Doña Eva … Una vida comprometida con su vocación … madre y obrera Evangelista López Ortiz, conocida como “Eva” o “Vange”, nació el 27 de julio de 1923, en el sector “Espanta Sueño” de la Bda. Obrera en el Municipio de Fajardo, Puerto Rico. Allí, junto a sus padres, Don Lucas López de Victoria e Inés Ortiz, creció y se formó en sus etapas tempranas.

Dada la realidad de esos años difíciles en la historia de Puerto Rico, sus limitaciones económicas la privaron de una educación más allá de la escuela elemental. Eran seis sus hermanos: Gloria María, Matilde, Isaac, Frank, Santiago y Dolores (Lola). Hoy todos ya partieron a la eternidad con nuestro Dios, y ella como la última de los López, cumplirá 98 años el durante el mes de julio de 2021.

Poco sabemos de sus primeros años, solo que le gustaba bailar — “baila Gin, baila”— le decían sus hermanos, y ella al ritmo de sus voces, con una cadencia típica de una mujer mulata (su padre era blanco de descendencia española y su madre una negra descendiente de esclavos africano), así lo hacía.

Cuando la predicación del evangelio llegó a Fajardo en los años ’40, ella abraza la fe dentro de la Iglesia de Dios, Inc., cuyo pastor era el Rvdo. Aurelio Tiburcio.

Se une en matrimonio a un joven de la congregación de Fajardo, que también había abrazado la fe evangélica, Rufino Caraballo-Carmona, que luego de una vida de vicios y sin norte, es llamado por Dios al pleno ministerio cristiano.
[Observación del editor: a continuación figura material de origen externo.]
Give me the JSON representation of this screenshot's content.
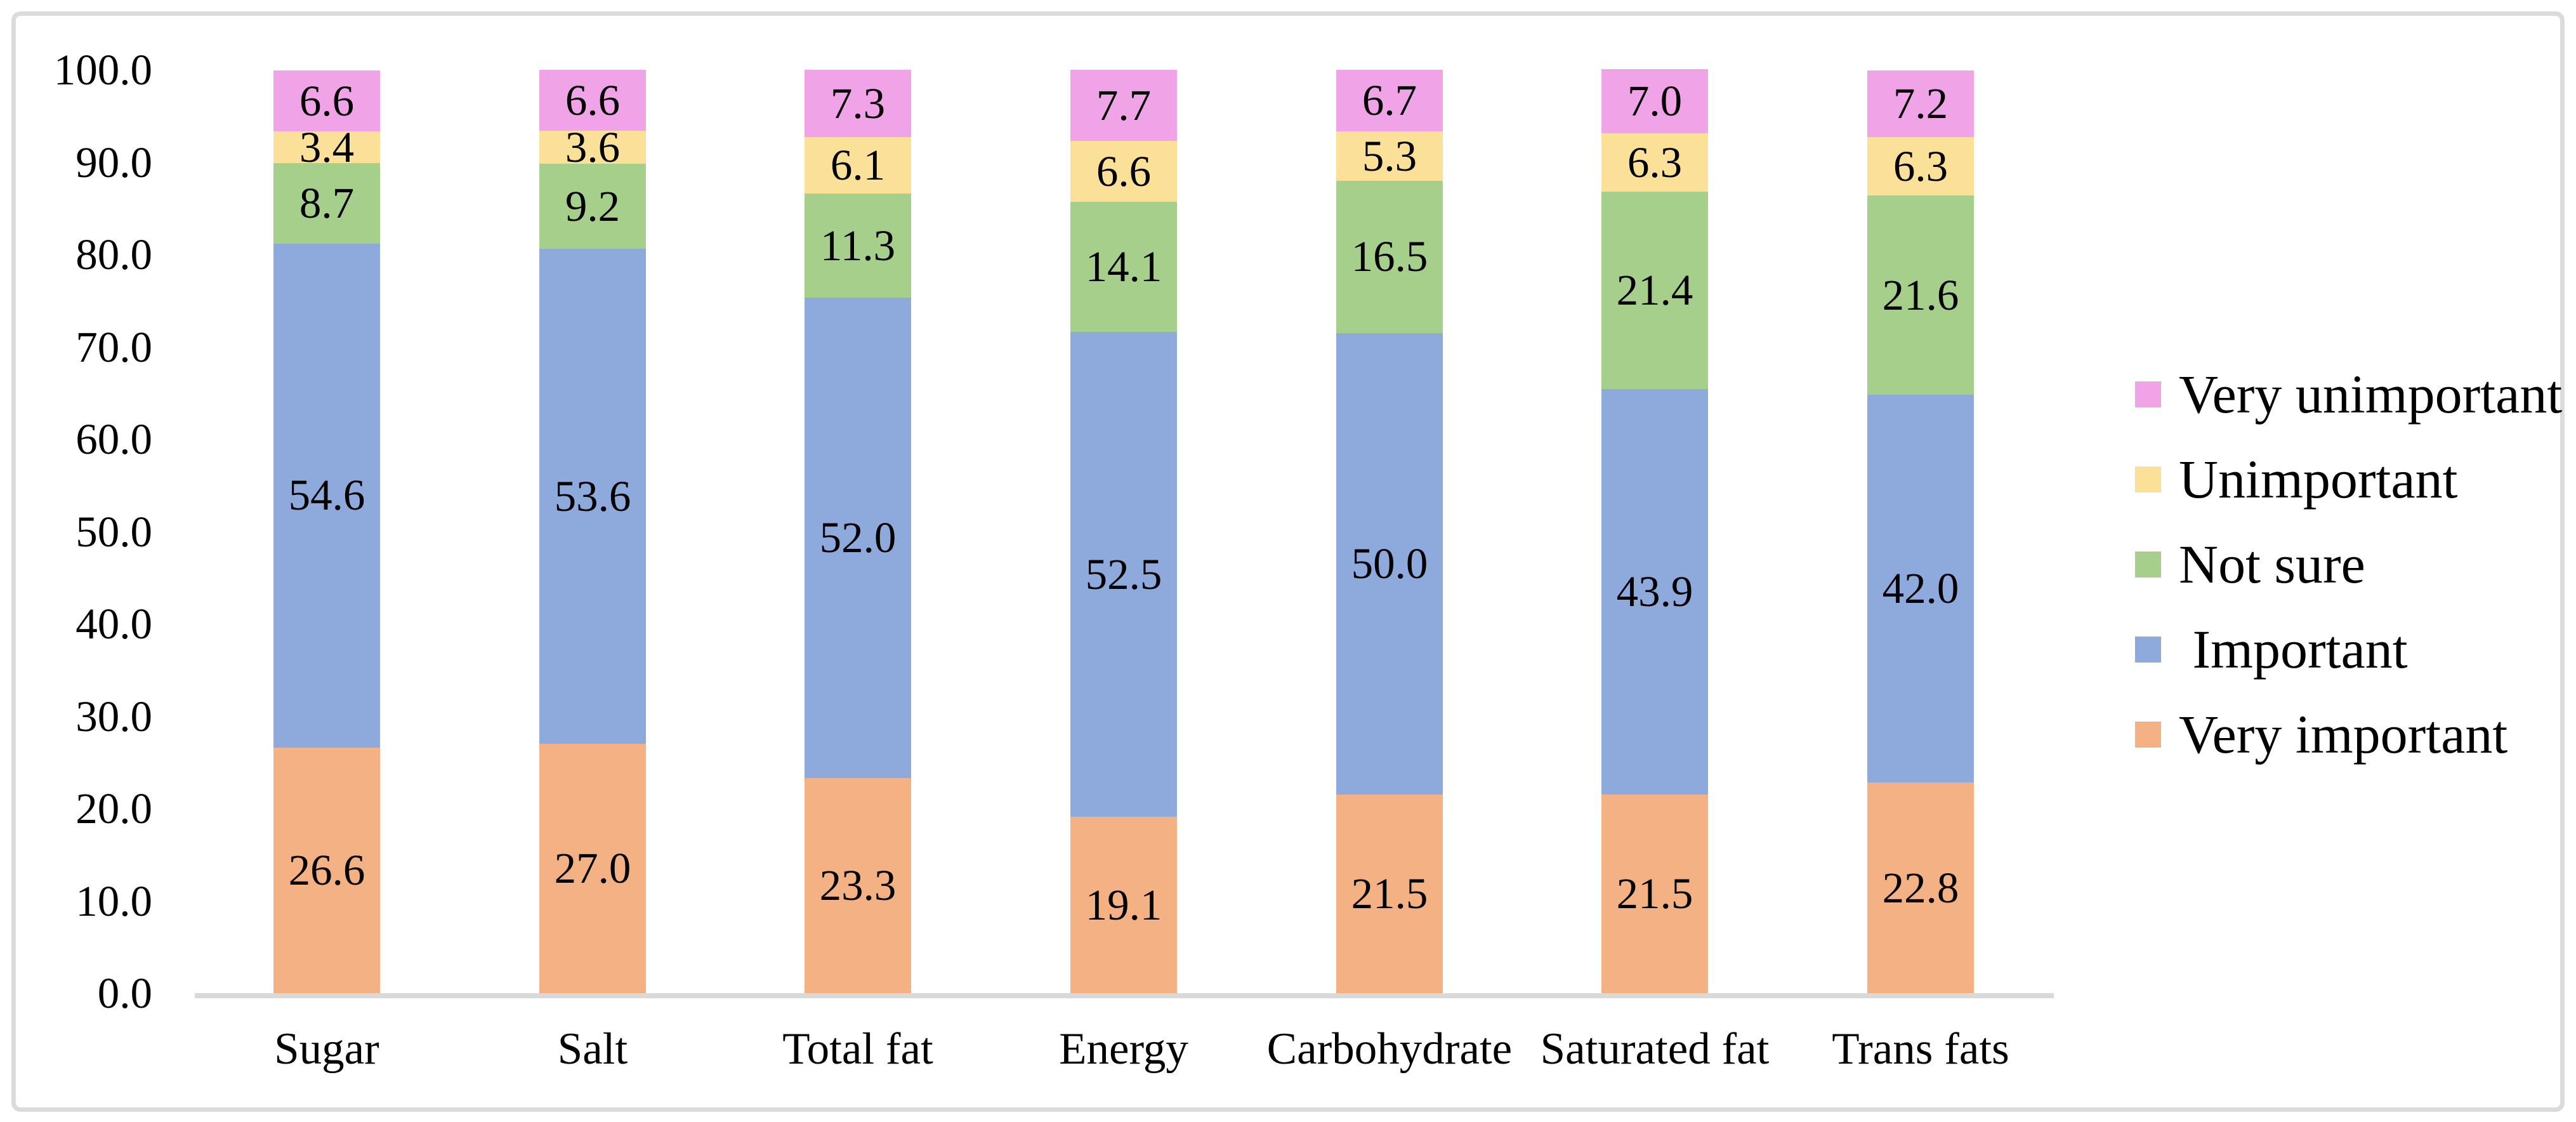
{
  "chart_data": {
    "type": "bar",
    "subtype": "stacked-100-column",
    "title": "",
    "categories": [
      "Sugar",
      "Salt",
      "Total fat",
      "Energy",
      "Carbohydrate",
      "Saturated fat",
      "Trans fats"
    ],
    "series": [
      {
        "name": "Very important",
        "color": "#F4B183",
        "values": [
          26.6,
          27.0,
          23.3,
          19.1,
          21.5,
          21.5,
          22.8
        ],
        "value_labels": [
          "26.6",
          "27.0",
          "23.3",
          "19.1",
          "21.5",
          "21.5",
          "22.8"
        ]
      },
      {
        "name": "Important",
        "color": "#8EA9DB",
        "values": [
          54.6,
          53.6,
          52.0,
          52.5,
          50.0,
          43.9,
          42.0
        ],
        "value_labels": [
          "54.6",
          "53.6",
          "52.0",
          "52.5",
          "50.0",
          "43.9",
          "42.0"
        ]
      },
      {
        "name": "Not sure",
        "color": "#A6CF8C",
        "values": [
          8.7,
          9.2,
          11.3,
          14.1,
          16.5,
          21.4,
          21.6
        ],
        "value_labels": [
          "8.7",
          "9.2",
          "11.3",
          "14.1",
          "16.5",
          "21.4",
          "21.6"
        ]
      },
      {
        "name": "Unimportant",
        "color": "#FBE098",
        "values": [
          3.4,
          3.6,
          6.1,
          6.6,
          5.3,
          6.3,
          6.3
        ],
        "value_labels": [
          "3.4",
          "3.6",
          "6.1",
          "6.6",
          "5.3",
          "6.3",
          "6.3"
        ]
      },
      {
        "name": "Very unimportant",
        "color": "#F0A4E7",
        "values": [
          6.6,
          6.6,
          7.3,
          7.7,
          6.7,
          7.0,
          7.2
        ],
        "value_labels": [
          "6.6",
          "6.6",
          "7.3",
          "7.7",
          "6.7",
          "7.0",
          "7.2"
        ]
      }
    ],
    "y_axis": {
      "min": 0,
      "max": 100,
      "tick_step": 10,
      "tick_labels": [
        "0.0",
        "10.0",
        "20.0",
        "30.0",
        "40.0",
        "50.0",
        "60.0",
        "70.0",
        "80.0",
        "90.0",
        "100.0"
      ]
    },
    "grid": false,
    "legend_position": "right",
    "legend": [
      {
        "label": "Very unimportant",
        "color": "#F0A4E7"
      },
      {
        "label": "Unimportant",
        "color": "#FBE098"
      },
      {
        "label": "Not sure",
        "color": "#A6CF8C"
      },
      {
        "label": " Important",
        "color": "#8EA9DB"
      },
      {
        "label": "Very important",
        "color": "#F4B183"
      }
    ],
    "axis_line_color": "#D9D9D9",
    "border_color": "#DBDBDB"
  }
}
De este matrimonio, que se consagra en la Iglesia de Dios, Inc., surgen siete (7) distinguidos ciudadanos a mencionar: María Ester (ya fallecida), Sara, María Inés, Noemí, Ana Celia, Samuel y David (ya fallecido).

Hoy honramos a esta digna mujer, que por sus ejecutorias como cristiana, esposa de pastor, madre de siete hijos, empleada doméstica, enfermera práctica y comerciante exitosa, exalta la maternidad como la más noble de las virtudes humanas.

Hay dos facetas de su vida que deseo reconocer: su abnegada labor como Enfermera Práctica, cuyo oficio estudio de adulta, y ejerció en los pueblos de Humacao (Clínica Font Martelo), Fajardo (Clínica Guberns y Clínica Fajardo), y los CDT de Ceiba y Luquillo. Fue excelente en todo lo que hizo como Enfermera, no lo digo porque sea mi madre, sino por ella hizo de esta labor su vocación de servicio.

Además, fue una comerciante exitosa y muy reconocida y amada en la Comunidad Fortuna del pueblo de Luquillo. Era codueña, junto al ya fallecido, Américo Montañez Quiñonez, del Colmado Montañez, muy recordado por los residentes de este sector. Su compromiso de servicio a su comunidad siempre la destacaron en su gestión como empresaria. Su fe cristiana, sabiduría empresarial, y sensibilidad hacia el necesitado la catapultaron como una servidora digna de ser reconocida.

Así fue y es nuestra madre, Evangelista López Ortiz. A Dios sea la Gloria, y a Eva nuestro reconocimiento público.